The United States National Institutes of Health (NIH) and the WHO implemented the UTT guidelines in 2016 with the aim of early detection of HIV infection to lower HIV transmission at the community level.23,24

Adopting the UTT guidelines in September 2016, South Africa aimed to detect HIV infection early, thereby reducing HIV transmission at the community level. This study was prompted by the observation of hospital admissions related to complications associated with HIV in a region of high HIV burden, specifically KwaZulu-Natal (KZN), South Africa.

Against this backdrop, the study’s primary objective was to assess whether, in clinical practice, patients were presenting with higher CD4 counts following the expansion of CD4 criteria. Furthermore, the study sought to describe the prevalence of opportunistic infections and evaluate the proportion of patients who achieved viral load suppression.

Methods

Study design

A retrospective quantitative cohort study was conducted at the King Edward VIII Hospital HIV (KEH HIV) clinic. Patient records were the primary tool that was used to collect data.

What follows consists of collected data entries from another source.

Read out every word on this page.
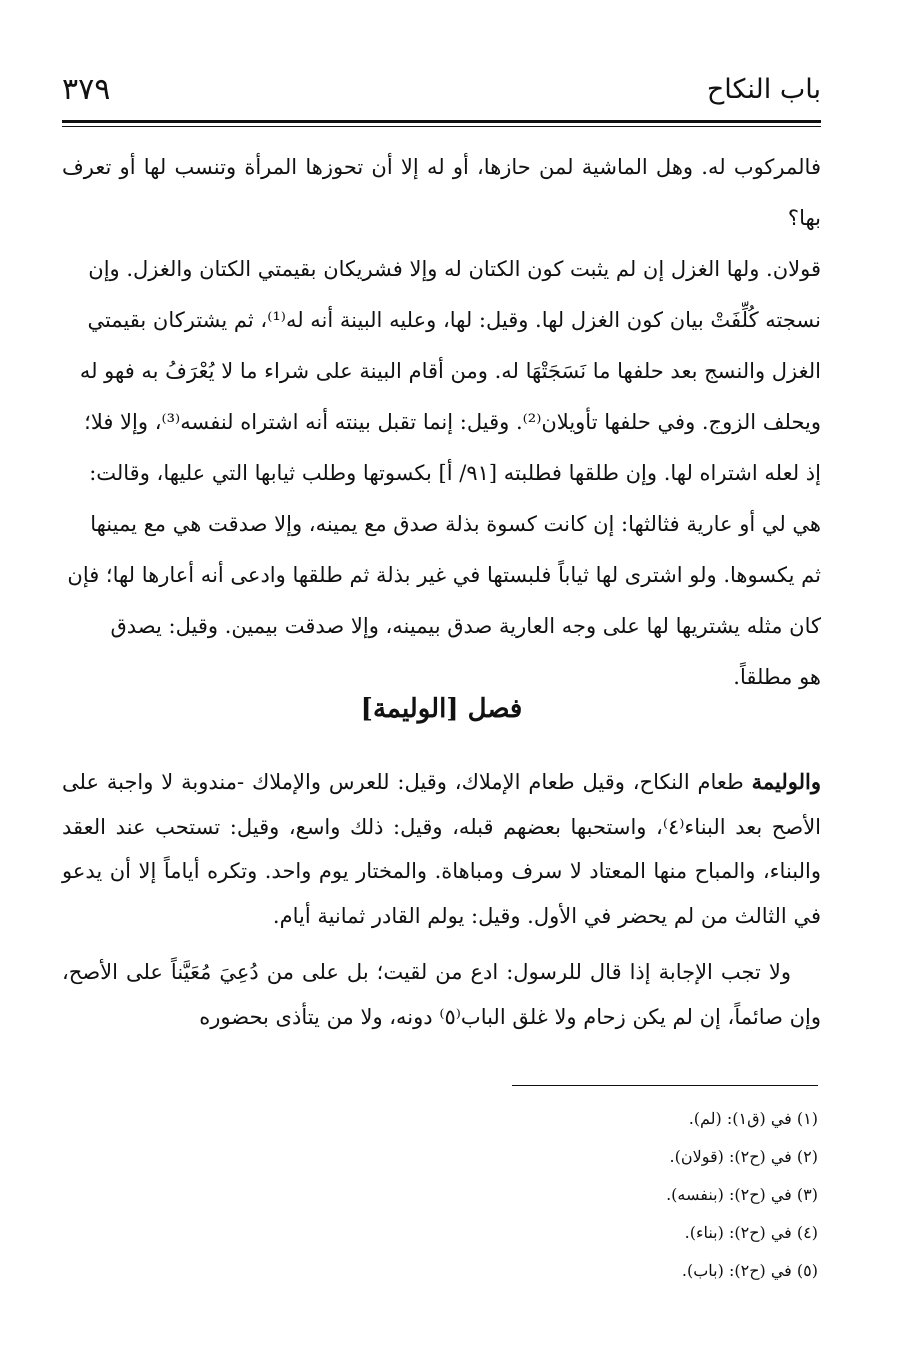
باب النكاح
٣٧٩

فالمركوب له. وهل الماشية لمن حازها، أو له إلا أن تحوزها المرأة وتنسب لها أو تعرف بها؟

قولان. ولها الغزل إن لم يثبت كون الكتان له وإلا فشريكان بقيمتي الكتان والغزل. وإن

نسجته كُلِّفَتْ بيان كون الغزل لها. وقيل: لها، وعليه البينة أنه له⁽¹⁾، ثم يشتركان بقيمتي

الغزل والنسج بعد حلفها ما نَسَجَتْهَا له. ومن أقام البينة على شراء ما لا يُعْرَفُ به فهو له

ويحلف الزوج. وفي حلفها تأويلان⁽²⁾. وقيل: إنما تقبل بينته أنه اشتراه لنفسه⁽³⁾، وإلا فلا؛

إذ لعله اشتراه لها. وإن طلقها فطلبته [٩١/ أ] بكسوتها وطلب ثيابها التي عليها، وقالت:

هي لي أو عارية فثالثها: إن كانت كسوة بذلة صدق مع يمينه، وإلا صدقت هي مع يمينها

ثم يكسوها. ولو اشترى لها ثياباً فلبستها في غير بذلة ثم طلقها وادعى أنه أعارها لها؛ فإن

كان مثله يشتريها لها على وجه العارية صدق بيمينه، وإلا صدقت بيمين. وقيل: يصدق

هو مطلقاً.

فصل [الوليمة]

والوليمة طعام النكاح، وقيل طعام الإملاك، وقيل: للعرس والإملاك -مندوبة لا واجبة على الأصح بعد البناء⁽٤⁾، واستحبها بعضهم قبله، وقيل: ذلك واسع، وقيل: تستحب عند العقد والبناء، والمباح منها المعتاد لا سرف ومباهاة. والمختار يوم واحد. وتكره أياماً إلا أن يدعو في الثالث من لم يحضر في الأول. وقيل: يولم القادر ثمانية أيام.

ولا تجب الإجابة إذا قال للرسول: ادع من لقيت؛ بل على من دُعِيَ مُعَيَّناً على الأصح، وإن صائماً، إن لم يكن زحام ولا غلق الباب⁽٥⁾ دونه، ولا من يتأذى بحضوره

(١) في (ق١): (لم).
(٢) في (ح٢): (قولان).
(٣) في (ح٢): (بنفسه).
(٤) في (ح٢): (بناء).
(٥) في (ح٢): (باب).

Study setting and population

The KEH HIV clinic is based in the eThekwini District of the province of KZN. This clinic accepts patients from surrounding healthcare centres who need ART initiation and tertiary level of healthcare. All patients who met the inclusion criteria were included in the study.

Sampling strategy

The clinic sees approximately 2810 patients monthly, of which there are around 10 new patients per month. Sample size calculations were performed for an independent t-test with alpha error rates set at 0.05 and statistical powers of 0.80 and 0.90. Gpower® software was utilised for this purpose and recommended an overall sample size of 260. Consequently, the study aimed to review approximately 130 patient files from each period.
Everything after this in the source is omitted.